Why Not Knowing the Future is Our Greatest Comfort: A Reflection on Jan Struther’s “High Tide”
Imagine if you knew the exact moment you reached the absolute peak of your life’s happiness—and knew it was all downhill from there. Could you survive the weight of that certainty?

High Tide
Jan Struther
THIS knowledge at least is spared us: we cannot tell
When any given tide on the heart’s shore
Comes to the full.
The crown-wave makes no signal, does not cry–
“This is the highest. Mark it with a bright shell.
It will be reached no more.”
Few could endure
That knowledge, and not die.
It is better to be unsure.
Reflection
Jan Struther’s poignant poem, “High Tide,” serves as a quiet rebellion against our modern obsession with metrics and predictability. In a contemporary society driven by algorithms, data tracking, and five-year plans, we constantly crave certainty. We want to know exactly when we will reach our career peaks, our financial zeniths, or the height of our personal joy.

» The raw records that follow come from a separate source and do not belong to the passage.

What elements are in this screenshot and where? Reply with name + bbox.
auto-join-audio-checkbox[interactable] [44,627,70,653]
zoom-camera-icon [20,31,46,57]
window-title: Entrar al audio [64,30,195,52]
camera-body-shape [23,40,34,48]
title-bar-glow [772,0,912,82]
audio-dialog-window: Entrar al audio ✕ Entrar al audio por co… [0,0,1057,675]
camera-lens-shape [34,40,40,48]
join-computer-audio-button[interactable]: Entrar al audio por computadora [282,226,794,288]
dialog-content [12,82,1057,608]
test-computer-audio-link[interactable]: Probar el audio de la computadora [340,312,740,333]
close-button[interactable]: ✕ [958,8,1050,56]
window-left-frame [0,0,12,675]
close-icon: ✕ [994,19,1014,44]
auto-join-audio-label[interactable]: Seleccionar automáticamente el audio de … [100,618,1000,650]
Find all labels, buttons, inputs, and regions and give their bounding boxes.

However, Struther reminds us that the human psyche is fragile. If we knew the exact moment our “crown-wave” broke upon the shore—the absolute pinnacle of our lives—the subsequent decline would be unbearable.

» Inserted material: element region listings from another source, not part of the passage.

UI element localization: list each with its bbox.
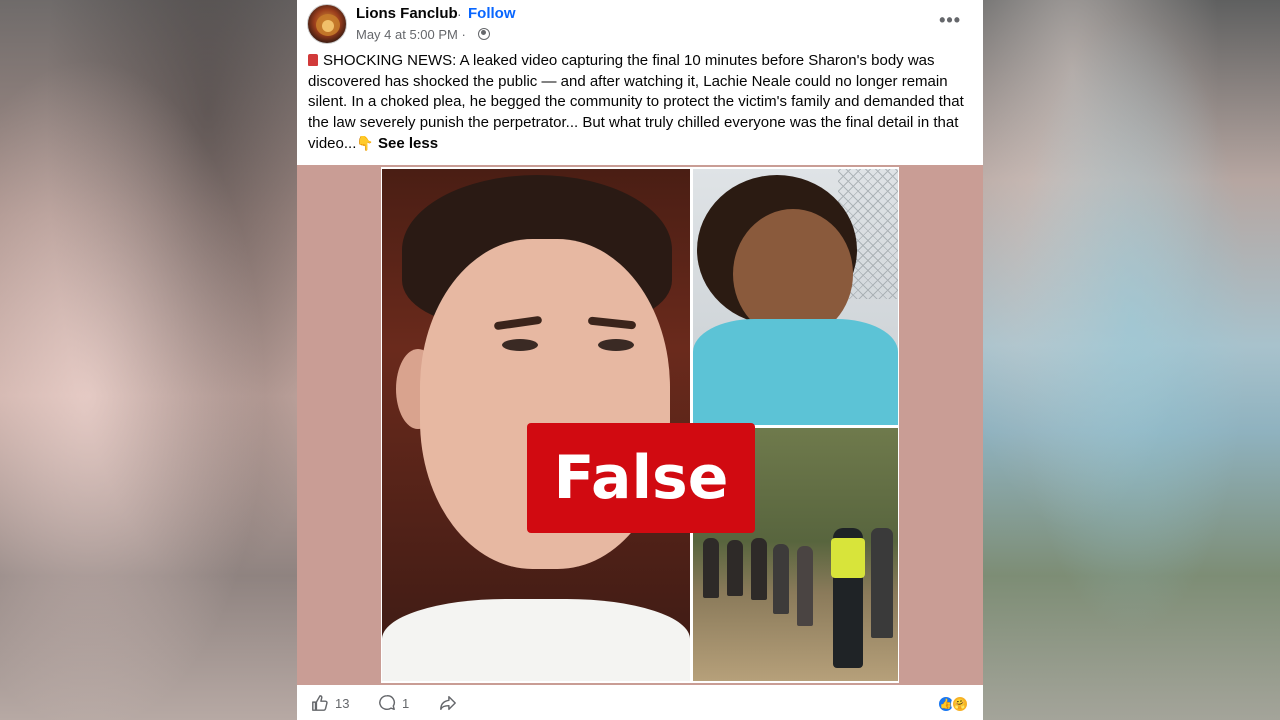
- post-actions-bar: 13 1 👍 🤗: [297, 686, 983, 720]
- comment-button[interactable]: 1: [378, 694, 409, 712]
- photo-shirt: [382, 599, 690, 681]
- follow-button[interactable]: Follow: [468, 5, 516, 22]
- globe-icon: [478, 28, 490, 40]
- comment-icon: [379, 695, 395, 711]
- name-separator: ·: [457, 6, 462, 22]
- page-avatar[interactable]: [307, 4, 347, 44]
- child-photo: [693, 169, 898, 425]
- like-button[interactable]: 13: [311, 694, 349, 712]
- lion-logo-face: [322, 20, 334, 32]
- share-button[interactable]: [439, 694, 457, 712]
- photo-eye-right: [598, 339, 634, 351]
- care-reaction-icon: 🤗: [951, 695, 969, 713]
- photo-person: [773, 544, 789, 614]
- red-pin-icon: [308, 54, 318, 66]
- more-options-icon[interactable]: •••: [939, 10, 961, 31]
- false-rating-label: False: [527, 423, 755, 533]
- pointing-down-icon: 👇: [356, 135, 374, 151]
- photo-person: [797, 546, 813, 626]
- blurred-background-right: [983, 0, 1280, 720]
- post-timestamp[interactable]: May 4 at 5:00 PM ·: [356, 27, 466, 42]
- comment-count: 1: [402, 695, 410, 711]
- image-collage: False: [381, 167, 899, 683]
- post-body: SHOCKING NEWS: A leaked video capturing …: [308, 51, 976, 155]
- photo-child-shirt: [693, 319, 898, 425]
- photo-person: [703, 538, 719, 598]
- photo-person: [871, 528, 893, 638]
- like-icon: [312, 695, 328, 711]
- photo-person: [727, 540, 743, 596]
- like-count: 13: [335, 695, 350, 711]
- see-less-link[interactable]: See less: [378, 135, 438, 152]
- photo-person: [751, 538, 767, 600]
- facebook-post: Lions Fanclub · Follow May 4 at 5:00 PM …: [297, 0, 983, 720]
- photo-eye-left: [502, 339, 538, 351]
- photo-hi-vis-vest: [831, 538, 865, 578]
- blurred-background-left: [0, 0, 297, 720]
- reactions-summary[interactable]: 👍 🤗: [937, 695, 969, 713]
- post-media[interactable]: False: [297, 165, 983, 685]
- post-header: Lions Fanclub · Follow May 4 at 5:00 PM …: [297, 0, 983, 48]
- share-icon: [440, 695, 456, 711]
- page-name[interactable]: Lions Fanclub: [356, 5, 458, 22]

In today’s fast-paced world, this poem is a gentle permission slip to embrace the unknown. The beauty of the human experience lies not in mapping out the tides of our emotions, but in simply living them. By remaining “unsure,” we protect our hope. Uncertainty is not a weakness to be cured by technology; it is the very buffer that allows us to look toward tomorrow with anticipation rather than despair.
As you read this poem, ask yourself:
If a “bright shell” could show you the absolute highest point of your life, would you truly want to find it, or is the mystery of tomorrow what keeps you moving forward?